The energy minister, Josh Frydenberg, says he wants coal-fired power to remain ‘an important part of the energy mix’.
Photograph: Lukas Coch/AAP
Josh Frydenberg says he’s trying to convince Coalition MPs to support clean energy target
Minister argues Alan Finkel’s recommendations won’t punish existing coal-fired power stations nor rule out new ones
The federal energy minister is working to convince all his Coalition colleagues of the merits of a proposed clean energy target as several publicly raise concerns about its impact on coal.
Josh Frydenberg is at pains to point out the recommendations from chief scientist Alan Finkel’s review of electricity market security would neither punish existing coal-fired power stations nor rule out new ones.
Coal backers within the government were already speaking out within 24 hours of the report’s release on Friday. But the minister said Finkel didn’t recommend any prohibitions on coal power, instead suggesting incentives to encourage sources with lower emissions.
“The market will determine it and that’s the key point,” Frydenberg told ABC TV on Sunday. “We don’t want to punish the existing coal generators because we want them to remain an important part of the energy mix going forward.”
The review recommended a new clean energy target (CET), which would require a proportion of electricity each year come from generation below a set emissions level. It would save households an average $90 a year on power bills compared with doing nothing.
Modelling in the report suggests coal would still make up more than half of electricity generation by 2030, although it would drop to about a quarter of the energy mix by 2050.
Frydenberg said it was “totally conceivable” there could be new coal-fired power stations or existing ones retrofitted with the newest technology if energy companies saw fit. But not all his colleagues are convinced.
The western Sydney Liberal MP Craig Kelly says he would not support a benchmark emission target of 0.6 tonnes per megawatt hour – the level used by Finkel to model economic effects – while former cabinet minister Eric Abetz hit out at what he labelled “creative assumptions” in the report.
The former prime minister Tony Abbott has also been outspoken, saying before the report’s release a key test was whether it allowed coal to continue.
Frydenberg said all were valued members of the party room and he was confident a policy could be found that everyone supported.
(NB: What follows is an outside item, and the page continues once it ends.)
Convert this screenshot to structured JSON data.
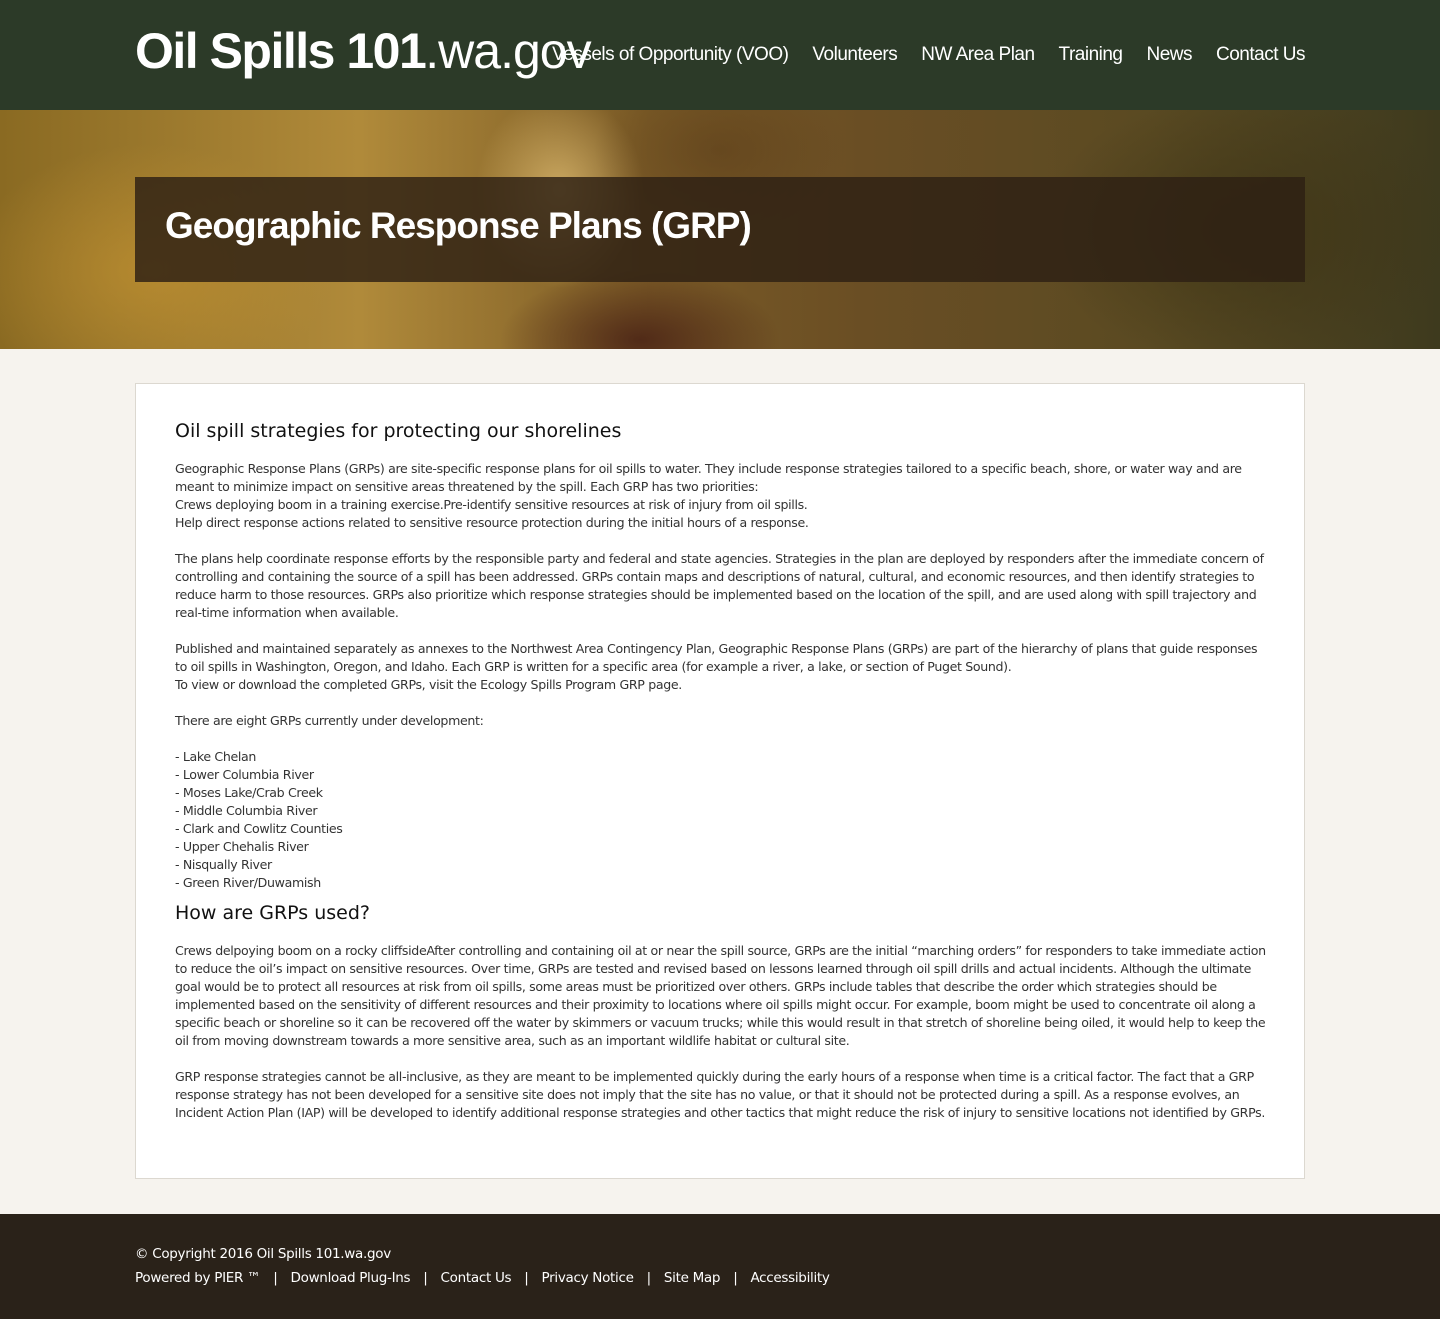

“I’m talking to all my colleagues and taking them through the challenges we face, taking them through the Finkel recommendations and then, as a government, with the prime minister’s strong input, we will land a position,” he said. “Business as usual is not an option for us because we are dealing with a less stable, higher-priced system.”
Labor’s Ed Husic said the country needed to be looking at the best ways to generate energy more efficiently and with lower emissions.
“A clean energy target that would envisage more not less coal-fired power generation seems to be a bit of an oxymoron,” he told Sky News.
But the opposition will give the Finkel recommendations and the government’s response “full and fair consideration”, he said.